KOMİSYON KONUŞMASI

CAVİT ARI (Antalya) - Sayın Başkanım, öncelikle, İbrahim Bey'e şöyle bir şey söylemek istiyorum; Garo Bey'in eleştirilerine İbrahim Bey'in verdiği cevabı savunma mahiyetinde kesinlikle saymayarak şunu ifade edeyim: Bugüne kadar muhalefet olarak bizim sayısız haklı önerimiz oldu, hiçbirini dinlemediniz, dikkate almadınız ancak sonradan bizim haklı olduğumuz birçok yerde ortaya çıktı ve ona göre düzenlemeler yapmak zorunda kaldığınızı da burada hatırlatmak istiyorum İbrahim Bey. Dolayısıyla da muhalefet olarak bizlerin önerilerini de dikkate almanızda fayda var.

İBRAHİM AYDEMİR (Erzurum) - İlerleyen zaman içerisinde birtakım şeyler bir bakıyorsunuz ki ihtiyaç hâline gelmiş.

CAVİT ARI (Antalya) - İhtiyaç hâline gelmiş değil, başta onu biz zaten önermiş oluyoruz, o sırada, siz fark etmiyorsunuz onu.

NİLGÜN ÖK (Denizli) - Örnek ver, örnek.

CAVİT ARI (Antalya) - Şimdi, konumuzla ilgili konuşursak, değerli arkadaşlar, bakın, özellikle Sayın Kabaoğlu Hocamız çok detaylı bir şekilde ifadede bulundu bu düzenleme hakkında. 15 Temmuz darbe girişimi sonrasında ilan edilen bir OHAL süreci ve sonrasında da 2018 yılında 7145 sayılı Kanun'la getirilen düzenlemeler... Tabii ki bu 15 Temmuz sonrasındaki ihtiyaç olan OHAL sürecini o dönemin koşulları içerisinde olması gereken olarak sayabiliriz. Ancak iktidar -aradan beş seneye yaklaşan bir süre oldu- bu konularda demek ki yeterli performansı sağlayamadı, sergileyemedi, hâlâ böyle bir düzenlemeye ihtiyacı var diye düşünebiliriz. Birinci konu bu.

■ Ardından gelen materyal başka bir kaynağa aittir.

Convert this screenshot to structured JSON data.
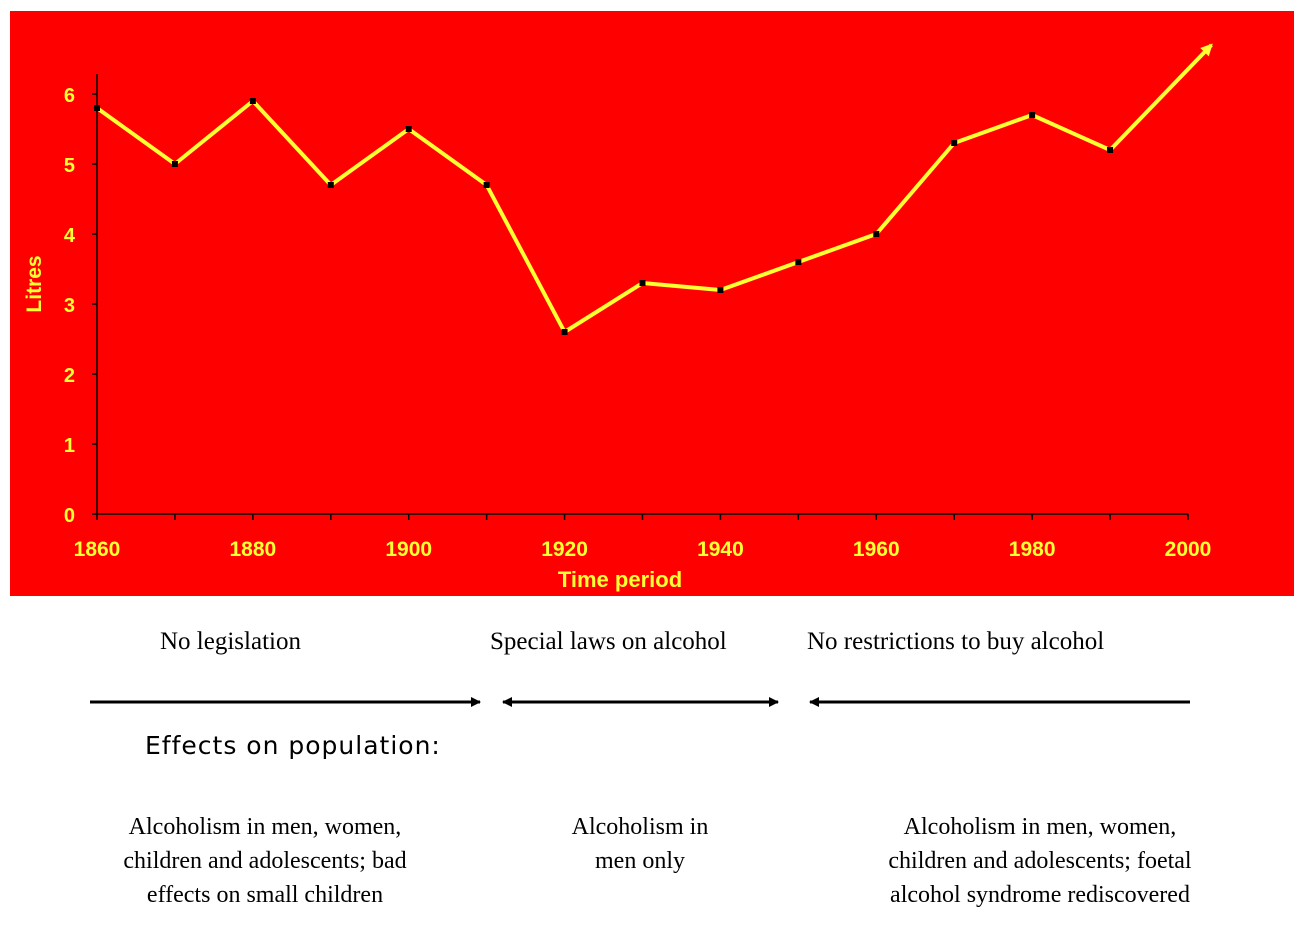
{
  "chart_data": {
    "type": "line",
    "xlabel": "Time period",
    "ylabel": "Litres",
    "x": [
      1860,
      1870,
      1880,
      1890,
      1900,
      1910,
      1920,
      1930,
      1940,
      1950,
      1960,
      1970,
      1980,
      1990,
      2003
    ],
    "values": [
      5.8,
      5.0,
      5.9,
      4.7,
      5.5,
      4.7,
      2.6,
      3.3,
      3.2,
      3.6,
      4.0,
      5.3,
      5.7,
      5.2,
      6.7
    ],
    "xlim": [
      1860,
      2000
    ],
    "ylim": [
      0,
      6
    ],
    "xticks": [
      1860,
      1880,
      1900,
      1920,
      1940,
      1960,
      1980,
      2000
    ],
    "xticks_minor": [
      1860,
      1870,
      1880,
      1890,
      1900,
      1910,
      1920,
      1930,
      1940,
      1950,
      1960,
      1970,
      1980,
      1990,
      2000
    ],
    "yticks": [
      0,
      1,
      2,
      3,
      4,
      5,
      6
    ],
    "grid": false,
    "line_color": "#ffff33",
    "background": "#ff0000",
    "end_arrow": true
  },
  "periods": [
    {
      "label": "No legislation"
    },
    {
      "label": "Special laws on alcohol"
    },
    {
      "label": "No restrictions to buy alcohol"
    }
  ],
  "effects_heading": "Effects on population:",
  "effects": [
    {
      "text": "Alcoholism in men, women, children and adolescents; bad effects on small children"
    },
    {
      "text": "Alcoholism in men only"
    },
    {
      "text": "Alcoholism in men, women, children and adolescents; foetal alcohol syndrome rediscovered"
    }
  ]
}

İkinci konu: Uygulamada görüyoruz ki iktidarın özellikle belli kanallardan muhalif seslere de gözdağı vermek için kullandığı bazı uygulamalarda bu düzenlemelerden yararlandığına da tanıklık etmekteyiz. Dolayısıyla, başta bir uygulama ihtiyacından başlayan bu düzenlemenin şimdi artık kanıksanmış bir hâle döndürülmesinin hukuk güvenliği açısından doğru olmadığını düşünüyoruz. Bu ülkede en çok ihtiyacımız olan şey hukuka olan güven ve hukuk güvenliğidir, adaletin herkese eşit tecelli etmesidir. Bugün, bir hukuk uygulamasından veya iktidarın bir uygulamasından eğer vatandaş kendisine bir haksızlık yapıldığını, ayrımcılık yapıldığını düşünüyorsa bu iktidarın yanlı uygulamalarının artık halk nezdinde kabul görmüş olmasından kaynaklanmaktadır. İktidarın kendine yakın kişilere farklı uygulamaları ancak muhalefette olan kişilere de yine daha sert bir şekilde hukuksuz uygulamaları çok sayıda uyguladığını bugün çok rahatlıkla görebilmekteyiz. Bu da toplum vicdanını yaraladığı gibi, toplumda büyük bir huzursuzluğa yol açacaktır.

Değerli arkadaşlar, bakın, bu düzenleme genel anlamda, hukuk güvenliği açısından artık bir anlamda tartışma yaratır bir hâle dönüşmüştür. Bunun yerine zaten gerekli önlemler ve uygulamalar yapılabilecek genel hükümlerimiz var yani bu düzenlemeye bir ihtiyaç olmadığı, sabahki bölümde de söylediğimiz gibi Anayasa aykırılıkların olduğu çok açıktır, bu düzenlemeden vazgeçilmesi gerektiğini ifade etmek istiyorum.